Maka dari sini ada dua alternatif; kita akan menyatakan adanya dua hal yang paradoks dalam ayat-yat Tuhan –padahal Qur’an disucikan dari sangkaan tersebut- atau kita akan mengartikan ayat tersebut dengan pengertian lain yang sesuai dengan ayat-ayat Qur’an lainnya dan hadits-hadits Nabi (saww) dan para imam maksum (as).

Menilik dari ungkapan dan susunan kalimat ayat-ayat yang tercantum pada bagian pertama diatas maka dapat diketahui bahwa obyek ayat-ayat tersebut adalah para manusia kafir. Allah dalam ayat-ayat tersebut dalam rangka menghibur Rasulullah (saww) untuk tidak terlalu mengambil hati atas segala perbuatan mereka. Seakan Allah berfirman: “sebagian besar mereka adalah calon penghuni neraka, oleh karenanya janganlah engkau (Muhammad.pen) bersedih, karena tugasmu hanyalah menyampaikan dan menjelaskan kebenaran, membuat masyarakat beriman bukanlah tugasmu, oleh karenanya Kami jadikan manusia memiliki ikhtiar sehingga pada satu hari kelak segala perbuatan mereka akan dimintai pertanggungjawabannya.

Dari dua kumpulan ayat diatas dapat diambil suatu pelajaran bahwa tugas nabi Muhammad (saww) adalah hanya menyampaikan agama dimana mau tidak mau sebagian orang menerimanya dan sebagian yang lain menolak. Adapun orang yang menerima agamanya maka mau tidak mau ia harus konsisten terhadap ajaran-ajaran agama yang dibawanya.

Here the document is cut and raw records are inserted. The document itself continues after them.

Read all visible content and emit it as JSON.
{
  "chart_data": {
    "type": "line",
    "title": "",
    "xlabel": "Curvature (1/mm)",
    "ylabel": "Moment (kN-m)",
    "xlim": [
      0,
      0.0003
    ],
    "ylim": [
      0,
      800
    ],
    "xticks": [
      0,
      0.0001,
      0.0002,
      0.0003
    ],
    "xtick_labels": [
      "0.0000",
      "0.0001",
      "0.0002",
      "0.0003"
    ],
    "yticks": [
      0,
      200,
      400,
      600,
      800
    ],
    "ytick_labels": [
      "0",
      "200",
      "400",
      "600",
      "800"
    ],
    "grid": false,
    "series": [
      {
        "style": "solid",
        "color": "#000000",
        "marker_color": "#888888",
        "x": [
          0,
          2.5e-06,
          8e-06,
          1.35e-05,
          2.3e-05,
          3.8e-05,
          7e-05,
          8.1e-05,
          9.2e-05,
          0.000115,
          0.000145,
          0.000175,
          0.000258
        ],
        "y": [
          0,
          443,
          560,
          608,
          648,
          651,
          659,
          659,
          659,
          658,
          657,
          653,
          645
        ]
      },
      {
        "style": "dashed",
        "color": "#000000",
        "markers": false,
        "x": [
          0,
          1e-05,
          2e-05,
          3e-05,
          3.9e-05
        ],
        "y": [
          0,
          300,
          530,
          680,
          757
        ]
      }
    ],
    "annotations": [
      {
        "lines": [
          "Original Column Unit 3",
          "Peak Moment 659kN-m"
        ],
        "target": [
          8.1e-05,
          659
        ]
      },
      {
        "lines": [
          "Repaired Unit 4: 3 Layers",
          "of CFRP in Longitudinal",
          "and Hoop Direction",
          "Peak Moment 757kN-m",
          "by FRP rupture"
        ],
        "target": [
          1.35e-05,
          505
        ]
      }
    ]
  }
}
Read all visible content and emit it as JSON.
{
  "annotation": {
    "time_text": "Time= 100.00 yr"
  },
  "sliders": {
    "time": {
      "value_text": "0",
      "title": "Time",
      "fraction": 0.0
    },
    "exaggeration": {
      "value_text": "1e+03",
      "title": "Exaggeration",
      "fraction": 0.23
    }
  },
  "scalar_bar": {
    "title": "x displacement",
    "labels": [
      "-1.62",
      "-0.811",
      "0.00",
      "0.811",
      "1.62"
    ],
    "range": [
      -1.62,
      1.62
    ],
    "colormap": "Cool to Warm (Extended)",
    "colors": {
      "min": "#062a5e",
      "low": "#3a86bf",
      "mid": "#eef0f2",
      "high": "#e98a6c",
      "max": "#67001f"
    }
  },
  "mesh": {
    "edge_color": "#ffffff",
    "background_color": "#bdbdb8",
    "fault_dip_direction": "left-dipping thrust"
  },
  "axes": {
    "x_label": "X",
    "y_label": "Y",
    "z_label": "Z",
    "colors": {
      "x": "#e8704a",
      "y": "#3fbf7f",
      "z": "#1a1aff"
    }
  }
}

Mungkin sebagian orang berpikiran bahwa sebagaimana orang dapat bebas dalam memilih agama maka ketika sudah memeluk agama ia dapat bebas dalam menjalankan ajaran agama ataupun tidak menjalankannya. Pemikiran semacam ini adalah merupakan pemikiran yang salah, karena ketika seseorang telah menerima islam sebagai agamanya, artinya ia telah meyakini agama islam beserta ajaran-ajarannya dan meyakini keharusan untuk menjalankan ajaran-ajarannya. Karena kalau diyakini bahwa ia dapat bebas dalam menjalankan hukum-hukum hal itu berarti sama artinya dengan tidak meyakini keharusan untuk menjalankan berbagai hukum-hukumnya, sehingga hal tersebut tidak lain merupakan sesuatu yang kontradiksi antara keyakinan dan praktek. Hal seperti itu sama halnya seperti sebuah masyarakat yang memberikan suaranya dalam menentukan jenis pemerintahan ataupun perundang-undangan tapi kemudian setelah pemilu mereka mengatakan bahwa kita bebas melaksanakannya ataupun  tidak,  jelas sekali bahwa kebijakan semacam ini tidak mungkin bisa diterima oleh siapapun dan dimanapun.

Oleh karena asas penerimaan agama Islam bukanlah merupakan hal yang didalamnya terdapat sistem pemaksaan –laa ikroha fiddiin- sehingga keimanan terhadap hal-hal yang berkaitan dengan keyakinan terhadap Tuhan, kenabian dan adanya hari kiamat tidak mungkin bisa dipaksakan pada individu lain, akan tetapi setelah Islam diterima sebagai agamanya maka ia harus mengamalkan segala ajarannya seperti kewajiban melaksanakan sholat, puasa, mengikuti dan melaksanakan segala perintah-perintah Nabi (saww) serta para imam suci (as) sebagaimana mencakup segala ajaran yang terdapat dalam agama tanpa terkecuali. Karena penerimaan atas sebuah agama ataupun sebuah bentuk perundang-undangan memberikan konsekwensi atas penerimaan segala komponen dan kandungan-kandungan yang terdapat dalam agama tersebut. tanpa adanya konsekwensi semacam itu maka tidak akan terwujud segala bentuk pemerintahan atau tatanan sosial apapun, sehingga akan terjadi dimana setiap individu akan melaksanakan perbuatan apapun sekehendak hatinya.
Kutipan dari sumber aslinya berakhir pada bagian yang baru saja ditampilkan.